Yangon Until you are on the ground, you don’t fully realize how big Myanmar is. The city sprawls out, but is teeming with people, buses filled to the gills, sidewalks India-like with people, cars, street sellers, and hawkers with tea shops on small plastic stools serving whatever, whenever, and wherever they can fit in. Thinking about the country, the fact that Burma is the size of Texas catches you by surprise at first. That’s big, and given the fact that 60% of the population lives in rural areas, it’s spread out.
The size speaks to how the country survived economically behind a closed curtain of sorts for so many years. The country is teaming with natural resources, especially in the extractive industries of hard rock, oil, and gas. In fact for all the questions we asked one group of people after another, those very extractive riches have fueled the political economy of the country under the military and given that so much of this wealth is in the ethnic states, the tension between the government, developmental pressure including land seizures, and the ethnic populations is also at the heart of the civil wars that have raged inside the country and have finally led to numerous ceasefires and an extensive peace process.
Nowhere is this any clearer than when talking to the staff and researchers of the Shwe Gas Movement and thumbing through their reports as we listened to an update of what they had told us in brief in Mae Sot, Thailand four years ago. The pipeline is moving gas from the Bengal Sea across all of Burma to Hunan Province in China. This is not a Keystone project. This is a done deal that has been built and is in operation now. The environmental controls and protections were minimal and those are part of the changes being demanded in the constitution by the movement. Labor exploitation and land acquisition with suspect permissions and inadequate compensation were the norms. The pipeline was constructed by China’s National Petroleum Corporation after Korea’s Daewoo International found large gas deposits offshore in 2004. The Norwegian Pension Board has been a major investor in the operation.
This is a mess but it did not have to be and it brings many economic and political issues to center stage. As one Shwe Gas Movement report, “Drawing the Line” says, there is an “estimated revenue of US $900 million for each of the pipelines…generating $1.8 billion per year…for a total of $54 billion over 30 years of operation.” There is also a 16% value added tax on the crude oil, all of which has the potential to transform the economy of Burma into a “thriving nation with a much higher living standard.”

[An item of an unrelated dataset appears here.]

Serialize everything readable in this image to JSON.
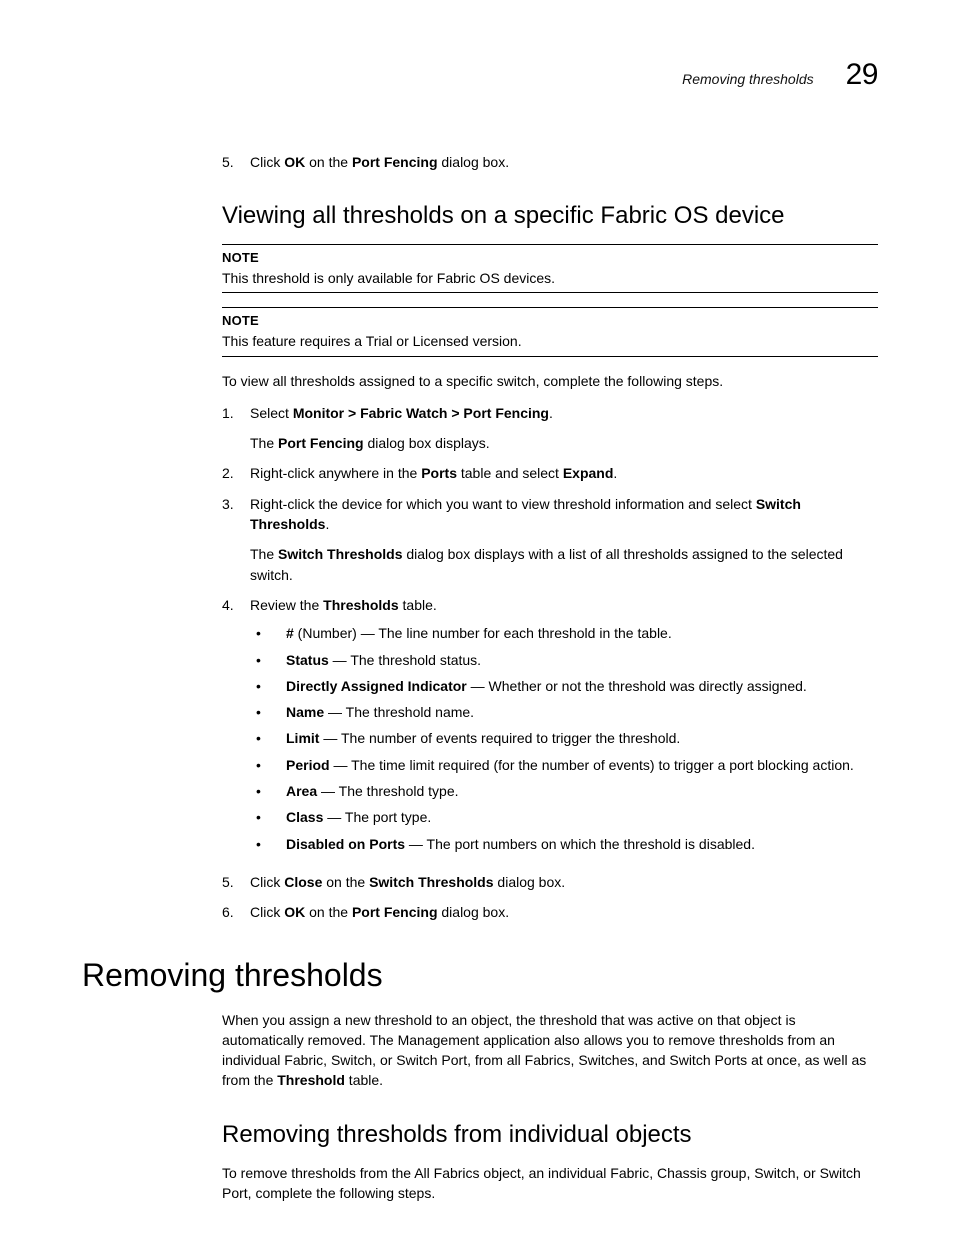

In some ways that’s the fight. How to get some of these riches past the military with its 400,000 member standing army and no known foreign enemies and the 20 or so families of crony capitalists who rake off hundreds of millions. The United States has for years blocked any of these families from entering, including allowing their children to attend US-based universities, but they are still not well known in Myanmar nor is the world as knowledgeable and outraged as needed. One of our delegation, Joie Warnock from Unifor in Canada, correctly said that we need a “crony watch,” and she’s right! There are lots of reasons the military has kept a tight grip and dark shadows over the country, and the potential riches and the constant rip-offs are part of it. Hopefully, now that the veil is lifted, it can never be pulled down again.